Der Frühling bringt nicht nur die blühende Pracht zu Tage, sondern auch etliche unerwünschte Hinterlassenschaften der Autofahrer, die den Winter über unter der Schneedecke schlummerten. Teilweise flächendeckend liegt der wilde Müll am Straßenrand - leere Pappbecher, Flaschen, Tüten, eben alles, was problemlos durch ein heruntergekurbeltes Autofenster passt.
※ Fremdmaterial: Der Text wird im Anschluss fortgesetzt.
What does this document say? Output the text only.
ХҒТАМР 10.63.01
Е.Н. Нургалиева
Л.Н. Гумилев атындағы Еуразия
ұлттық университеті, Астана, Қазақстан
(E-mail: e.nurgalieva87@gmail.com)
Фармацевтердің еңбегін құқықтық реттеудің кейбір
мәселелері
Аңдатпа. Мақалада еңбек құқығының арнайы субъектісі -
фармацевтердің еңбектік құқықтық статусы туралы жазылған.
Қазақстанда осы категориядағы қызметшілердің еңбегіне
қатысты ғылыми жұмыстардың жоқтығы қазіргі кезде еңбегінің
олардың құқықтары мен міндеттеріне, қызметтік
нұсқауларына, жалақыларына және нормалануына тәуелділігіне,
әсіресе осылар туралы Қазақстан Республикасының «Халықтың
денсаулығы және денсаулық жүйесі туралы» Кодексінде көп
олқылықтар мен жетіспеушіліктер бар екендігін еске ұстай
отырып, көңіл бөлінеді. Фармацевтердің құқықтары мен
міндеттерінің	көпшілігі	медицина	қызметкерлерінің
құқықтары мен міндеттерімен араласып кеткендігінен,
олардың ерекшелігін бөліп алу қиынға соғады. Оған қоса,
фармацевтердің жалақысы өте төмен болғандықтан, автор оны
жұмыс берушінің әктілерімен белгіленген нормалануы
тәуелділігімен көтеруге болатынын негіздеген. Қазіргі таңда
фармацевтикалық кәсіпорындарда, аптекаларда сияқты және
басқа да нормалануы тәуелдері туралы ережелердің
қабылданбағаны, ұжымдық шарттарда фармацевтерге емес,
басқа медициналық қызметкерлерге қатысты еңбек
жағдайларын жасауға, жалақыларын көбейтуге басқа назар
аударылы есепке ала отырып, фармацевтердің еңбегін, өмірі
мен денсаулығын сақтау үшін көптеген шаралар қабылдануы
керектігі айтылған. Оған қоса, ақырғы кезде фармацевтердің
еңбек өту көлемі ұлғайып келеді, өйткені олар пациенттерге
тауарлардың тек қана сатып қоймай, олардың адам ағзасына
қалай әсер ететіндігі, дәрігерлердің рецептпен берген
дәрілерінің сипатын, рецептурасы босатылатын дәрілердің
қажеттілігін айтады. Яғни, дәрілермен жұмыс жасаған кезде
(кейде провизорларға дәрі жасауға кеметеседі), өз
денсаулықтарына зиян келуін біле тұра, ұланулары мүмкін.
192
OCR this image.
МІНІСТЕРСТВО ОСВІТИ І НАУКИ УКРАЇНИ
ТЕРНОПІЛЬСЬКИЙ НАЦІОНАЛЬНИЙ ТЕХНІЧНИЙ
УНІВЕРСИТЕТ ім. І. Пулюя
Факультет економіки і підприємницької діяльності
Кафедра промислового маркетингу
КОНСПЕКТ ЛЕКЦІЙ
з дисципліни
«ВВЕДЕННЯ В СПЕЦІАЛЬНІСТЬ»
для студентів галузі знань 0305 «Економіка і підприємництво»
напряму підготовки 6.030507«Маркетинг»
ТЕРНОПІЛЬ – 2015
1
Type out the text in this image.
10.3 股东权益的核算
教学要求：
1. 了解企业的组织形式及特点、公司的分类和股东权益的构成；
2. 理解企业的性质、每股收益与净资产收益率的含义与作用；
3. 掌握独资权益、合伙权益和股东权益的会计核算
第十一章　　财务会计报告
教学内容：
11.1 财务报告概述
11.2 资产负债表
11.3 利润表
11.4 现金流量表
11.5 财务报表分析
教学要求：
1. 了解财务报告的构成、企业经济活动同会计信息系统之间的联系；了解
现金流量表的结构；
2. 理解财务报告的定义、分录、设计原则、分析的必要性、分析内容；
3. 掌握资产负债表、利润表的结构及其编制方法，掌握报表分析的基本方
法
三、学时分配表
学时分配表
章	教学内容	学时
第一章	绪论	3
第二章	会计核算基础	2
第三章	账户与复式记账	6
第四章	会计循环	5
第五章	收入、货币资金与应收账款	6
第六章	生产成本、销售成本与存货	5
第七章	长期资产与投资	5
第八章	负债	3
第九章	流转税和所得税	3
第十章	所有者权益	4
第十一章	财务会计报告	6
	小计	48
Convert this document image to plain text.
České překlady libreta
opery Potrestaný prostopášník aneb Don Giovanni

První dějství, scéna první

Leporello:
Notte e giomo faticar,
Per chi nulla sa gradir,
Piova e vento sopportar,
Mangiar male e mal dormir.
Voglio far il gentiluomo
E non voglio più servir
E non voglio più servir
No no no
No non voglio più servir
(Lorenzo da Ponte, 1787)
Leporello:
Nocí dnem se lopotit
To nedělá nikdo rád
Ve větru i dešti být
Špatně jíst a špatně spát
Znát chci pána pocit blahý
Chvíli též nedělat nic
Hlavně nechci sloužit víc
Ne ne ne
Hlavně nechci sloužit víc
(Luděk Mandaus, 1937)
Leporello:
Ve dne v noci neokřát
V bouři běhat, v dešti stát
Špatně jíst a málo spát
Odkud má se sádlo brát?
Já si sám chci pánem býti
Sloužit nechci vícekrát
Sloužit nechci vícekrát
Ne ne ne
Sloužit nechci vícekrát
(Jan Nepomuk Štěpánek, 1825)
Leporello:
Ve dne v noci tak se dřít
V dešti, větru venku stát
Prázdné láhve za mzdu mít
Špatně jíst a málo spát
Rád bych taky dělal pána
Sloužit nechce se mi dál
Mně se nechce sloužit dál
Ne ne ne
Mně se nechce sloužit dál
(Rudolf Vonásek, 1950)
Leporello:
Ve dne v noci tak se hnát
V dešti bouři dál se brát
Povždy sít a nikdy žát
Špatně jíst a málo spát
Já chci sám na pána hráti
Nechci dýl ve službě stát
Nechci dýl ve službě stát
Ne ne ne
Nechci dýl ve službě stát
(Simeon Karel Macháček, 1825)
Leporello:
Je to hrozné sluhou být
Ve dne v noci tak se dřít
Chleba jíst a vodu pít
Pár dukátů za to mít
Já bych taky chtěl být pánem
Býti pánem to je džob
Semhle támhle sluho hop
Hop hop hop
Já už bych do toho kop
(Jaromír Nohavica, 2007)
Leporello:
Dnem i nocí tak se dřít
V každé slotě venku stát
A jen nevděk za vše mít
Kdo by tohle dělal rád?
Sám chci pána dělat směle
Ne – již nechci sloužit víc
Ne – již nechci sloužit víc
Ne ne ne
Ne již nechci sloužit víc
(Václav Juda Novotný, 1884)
Der Arbeitskreis Ökologie unter der Regie von Biologielehrer Robert Stögbauer rief deswegen die RSG-Schulfamilie dazu auf, getreu der Devise „Ramadama“ die Straßen und Ortschaften von Abfall und Unrat zu befreien. Viele Schüler, Eltern und Lehrer beteiligten sich in den zurückliegenden Wochen an der Aktion. Sie fanden überwiegend Kleinabfälle wie Bierdosen, Zigarettenschachteln und Fastfood-Verpackungen. Etliche Teilnehmer waren erstaunt, wie verantwortungslos manche Leute mit ihren Abfällen umgehen. Die Aktion führte deswegen nicht nur zu sauberen Wegrändern, sondern schärfte zugleich das Umweltbewusstsein aller Beteiligten. (Rg)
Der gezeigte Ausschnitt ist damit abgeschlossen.